I get that increasing C02 (raising the bubble count) will dissolve more media, so this will increase saturation in the effluent and raise your parameters. But why can't you increase the effluent amount? Everyone says to keep the effluent steady and increase bubble count. But according to the articles above and elsewhere, pH needs to be within a certain range to dissolve the media.
If you increase the effluent amount, then the pH in your reactor will rise, assuming your CO2 injection rate is constant. So the concentration of calcium and alkalinity in the effluent will fall. If you think about it, this makes sense - the CO2 is the "acid" that dissolves the media, so if you want more C & A, you add more CO2.
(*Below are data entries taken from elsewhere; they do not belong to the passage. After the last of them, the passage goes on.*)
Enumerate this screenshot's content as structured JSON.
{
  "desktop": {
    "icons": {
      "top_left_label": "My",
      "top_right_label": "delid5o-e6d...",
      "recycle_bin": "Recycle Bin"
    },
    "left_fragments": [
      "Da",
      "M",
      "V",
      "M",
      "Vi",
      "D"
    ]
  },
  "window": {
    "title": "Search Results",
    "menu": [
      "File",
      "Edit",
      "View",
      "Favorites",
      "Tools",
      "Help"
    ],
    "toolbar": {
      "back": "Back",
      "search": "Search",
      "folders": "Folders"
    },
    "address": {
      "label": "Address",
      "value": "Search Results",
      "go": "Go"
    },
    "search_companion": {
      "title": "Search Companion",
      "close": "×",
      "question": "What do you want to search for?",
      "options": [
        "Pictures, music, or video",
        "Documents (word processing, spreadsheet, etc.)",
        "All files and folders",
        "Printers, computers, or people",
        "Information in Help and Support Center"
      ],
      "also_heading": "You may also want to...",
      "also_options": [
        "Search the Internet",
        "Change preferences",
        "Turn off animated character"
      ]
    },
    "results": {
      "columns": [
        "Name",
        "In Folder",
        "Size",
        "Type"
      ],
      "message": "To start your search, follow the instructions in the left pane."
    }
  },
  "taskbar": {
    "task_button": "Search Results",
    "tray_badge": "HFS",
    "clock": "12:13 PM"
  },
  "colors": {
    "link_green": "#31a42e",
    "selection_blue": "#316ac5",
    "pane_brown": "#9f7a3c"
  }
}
By the way, the calibration issues you had with the pinpoint monitor/controller isn't the fault of the controller, it's an issue with the pH probe. Over time, the junction in all pH probes will clog, which leads to slow response and/or calibration drift. You can clean pH probes to an extent - soaking them in dilute hydrochloric acid is probably the easiest thing for the average aquarist to do.
130 bpm c02 is crazy high! Is your ph controller turning your solenoid on for only a few minutes at a time ? I'm running 85 ml/min and 22 bpm c02. I'm striving to run mine so that the controller is only a backup to shut down the c02, rather than turning on on and off continuously.
hmmm... ok, still trying to wrap my head around that first part. lol
As for the ph probe, the probe and meter are brand new.